- Location: RM of Wise Creek No. 77, Saskatchewan
- Coordinates: 49°44′50″N 107°39′41″W﻿ / ﻿49.7473°N 107.6613°W
- Part of: Wood River drainage basin
- Primary inflows: Notukeu Creek
- River sources: Wood Mountain Hills
- Primary outflows: Notukeu Creek
- Basin countries: Canada
- Managing agency: Saskatchewan Water Security Agency
- Built: 1951
- First flooded: 1951
- Max. length: 2.9 km (1.8 mi)
- Surface area: 171 ha (420 acres)
- Max. depth: 6.4 m (21 ft)
- Shore length^{1}: 13 km (8.1 mi)
- Surface elevation: 771 m (2,530 ft)

= Gouverneur Reservoir =

Reservoir in Saskatchewan, Canada

Gouverneur Reservoir is a reservoir in the Canadian province of Saskatchewan. It is about 6 km north-west of Cadillac along the course of Notukeu Creek in the Rural Municipality of Wise Creek No. 77. Notukeu Creek is a tributary of the Wood River in the Old Wives Lake watershed. The reservoir is impounded by Gouverneur Dam, which was built in 1951.

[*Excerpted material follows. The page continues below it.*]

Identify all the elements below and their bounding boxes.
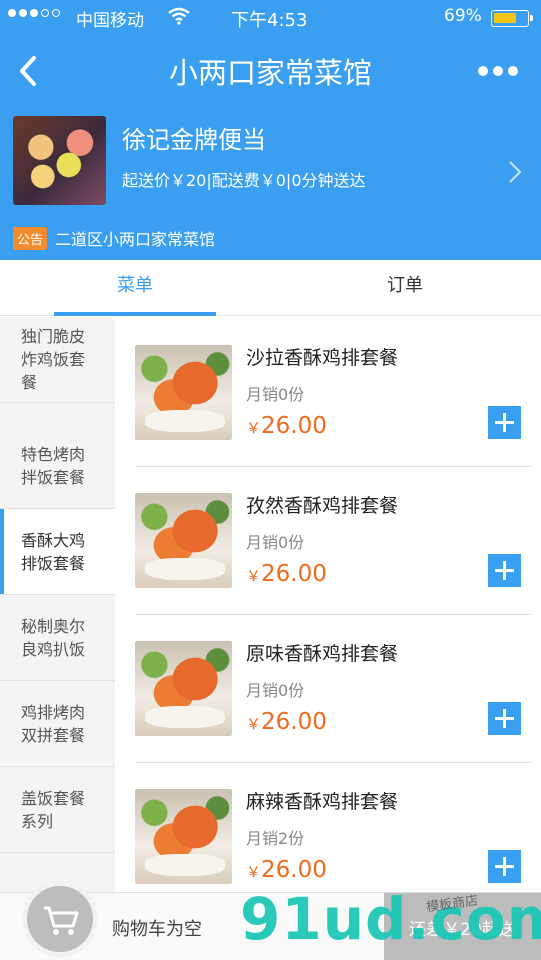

The community of Gouverneur — named after Gouverneur Ogden, a former vice president of the Canadian Pacific Railway (CPR) — is near the eastern shore and a boat launch is on the western one.

== Fish species ==
Fish commonly found in Gouverneur Reservoir include yellow perch, walleye, brown trout, and white sucker. It is stocked with walleye and brown trout.